Aujourd’hui peut-être ou alors…

J’hésite, je recule, je diffère, je remets à demain…vous faites tout pour ne pas vous lancer dans une tâche pourtant incontournable pour vous ? Vous procrastinez ! C’est humain. Les personnalités atypiques, en particulier, sont familières de ce fonctionnement.

Cras signifie demain en latin et pro, pour. Pro-cras, c’est pour demain… La procrastination est la tendance à remettre à plus tard ce qu’on pourrait faire le jour même. Souvent, il s’agit de tâches sans valeur-ajoutée, répétitives. « Je suis capable d’abattre des montagnes mais incapable de remplir un formulaire administratif. Ma to-do scotchée sur ma porte d’entrée, je l’ignore honteusement et pourtant, je ne pense être ni flemmard, ni bordélique » confie François. Et oui, le manque de sens est un énorme frein à l’action. Les personnalités atypiques, en particulier, au fonctionnement complexe, ont du mal à effectuer des « missions » simples. (Mais savent rendre simples les « missions » complexes…).  

Allergique à la contrainte

Nous pouvons procrastiner également parce que l’action à accomplir vient de l’extérieur, n’est pas justifiée, pas claire ou que la dead-line est intenable. Le résultat est par définition, incertain. Nous nous méfions tout simplement. Si nous ne sommes pas motivés, si nous sommes allergiques à la contrainte, il est logique de procrastiner ! « J’ai toujours peur que mon manager me teste et me prenne en défaut. Il faut que je maîtrise à fond le sujet pour oser me lancer » confie Eric qui manque certainement de confiance en lui.

Difficulté de choisir

Mais nous pouvons aussi être en mode « procrastination » quand la tâche est justement essentielle pour nous.
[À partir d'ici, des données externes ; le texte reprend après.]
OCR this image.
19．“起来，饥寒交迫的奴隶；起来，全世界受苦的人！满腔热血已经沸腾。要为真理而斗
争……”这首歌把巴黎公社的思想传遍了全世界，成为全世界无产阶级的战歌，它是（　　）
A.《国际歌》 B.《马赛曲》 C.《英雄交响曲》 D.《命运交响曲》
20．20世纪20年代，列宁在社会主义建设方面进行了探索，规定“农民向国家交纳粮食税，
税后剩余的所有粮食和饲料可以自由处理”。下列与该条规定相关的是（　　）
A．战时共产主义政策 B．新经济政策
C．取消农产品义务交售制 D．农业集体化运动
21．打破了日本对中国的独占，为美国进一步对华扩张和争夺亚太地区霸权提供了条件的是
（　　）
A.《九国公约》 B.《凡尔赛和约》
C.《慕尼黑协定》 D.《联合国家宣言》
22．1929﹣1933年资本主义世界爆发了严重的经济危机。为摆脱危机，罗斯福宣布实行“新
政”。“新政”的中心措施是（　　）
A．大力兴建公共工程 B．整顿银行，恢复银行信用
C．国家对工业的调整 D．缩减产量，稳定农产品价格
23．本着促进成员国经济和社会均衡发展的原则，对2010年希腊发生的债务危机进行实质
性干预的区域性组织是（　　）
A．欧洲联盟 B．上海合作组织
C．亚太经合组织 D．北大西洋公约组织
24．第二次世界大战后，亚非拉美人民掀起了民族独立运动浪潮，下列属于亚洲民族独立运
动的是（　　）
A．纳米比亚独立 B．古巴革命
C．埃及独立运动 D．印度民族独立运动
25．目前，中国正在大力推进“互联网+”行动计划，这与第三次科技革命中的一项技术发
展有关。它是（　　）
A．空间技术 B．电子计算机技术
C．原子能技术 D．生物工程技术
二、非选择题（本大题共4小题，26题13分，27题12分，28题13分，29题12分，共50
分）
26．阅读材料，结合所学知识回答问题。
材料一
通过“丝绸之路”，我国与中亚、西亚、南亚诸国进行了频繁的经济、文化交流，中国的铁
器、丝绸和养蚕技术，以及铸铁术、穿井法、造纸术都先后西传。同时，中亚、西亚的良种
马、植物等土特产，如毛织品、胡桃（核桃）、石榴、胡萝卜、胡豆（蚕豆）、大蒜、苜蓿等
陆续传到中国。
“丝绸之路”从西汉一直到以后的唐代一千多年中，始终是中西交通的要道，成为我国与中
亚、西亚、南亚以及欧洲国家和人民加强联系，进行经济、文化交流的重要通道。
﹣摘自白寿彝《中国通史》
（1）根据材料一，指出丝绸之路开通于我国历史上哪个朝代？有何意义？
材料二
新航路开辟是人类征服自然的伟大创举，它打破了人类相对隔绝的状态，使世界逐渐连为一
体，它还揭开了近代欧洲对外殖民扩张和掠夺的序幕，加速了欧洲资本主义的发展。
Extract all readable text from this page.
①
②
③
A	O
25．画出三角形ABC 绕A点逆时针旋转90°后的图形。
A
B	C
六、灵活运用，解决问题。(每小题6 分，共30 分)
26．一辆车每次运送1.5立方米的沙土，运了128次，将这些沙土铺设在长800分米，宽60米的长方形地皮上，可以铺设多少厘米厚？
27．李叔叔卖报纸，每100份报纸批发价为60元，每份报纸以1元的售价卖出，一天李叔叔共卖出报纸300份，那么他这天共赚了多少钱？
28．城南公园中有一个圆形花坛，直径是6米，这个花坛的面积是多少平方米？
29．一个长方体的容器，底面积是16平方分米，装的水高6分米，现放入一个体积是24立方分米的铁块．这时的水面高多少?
Si notre pensée est en arborescence, nous faisons tellement de liens entre des sujets différents, il y a tellement de chemins possibles à emprunter qu’il est difficile de choisir. Nous hésitons, nous peaufinons, nous nous comparons, nous multiplions les recherches et analysons les avis divergents pour nous faire notre propre opinion. Notre curiosité est sans limites. «J’ai une thèse à pondre mais il y plusieurs angles passionnants, il y a trop de données,  j’ai tellement d’envies que je me perds un peu » avoue Hugo.

Ne pas être à la hauteur

Pour les perfectionnistes, en outre, passer à l’action, c’est prendre le risque de ne pas être à la hauteur de ses propres espérances, de ses ambitions et surtout d’être jugé par autrui. « J’étudie tous les paramètres d’un problème pour être certain de ne pas me tromper, de ne rien oublier. J’ai tendance à temporiser ». Là, nous touchons l’estime de soi : vouloir absolument atteindre la perfection équivaut souvent à courir après sa propre valeur et… à ne jamais l’atteindre car la perfection n’existe pas. Une bonne façon de se saboter ! « Je mets la barre très haut, je me compare aux autres, je suis déçue du résultat et ensuite, je m’auto-flagelle en me disant que je suis nulle, conscientise Laura. Du coup, maintenant, je préfère renoncer à agir par crainte d’être imparfaite ». 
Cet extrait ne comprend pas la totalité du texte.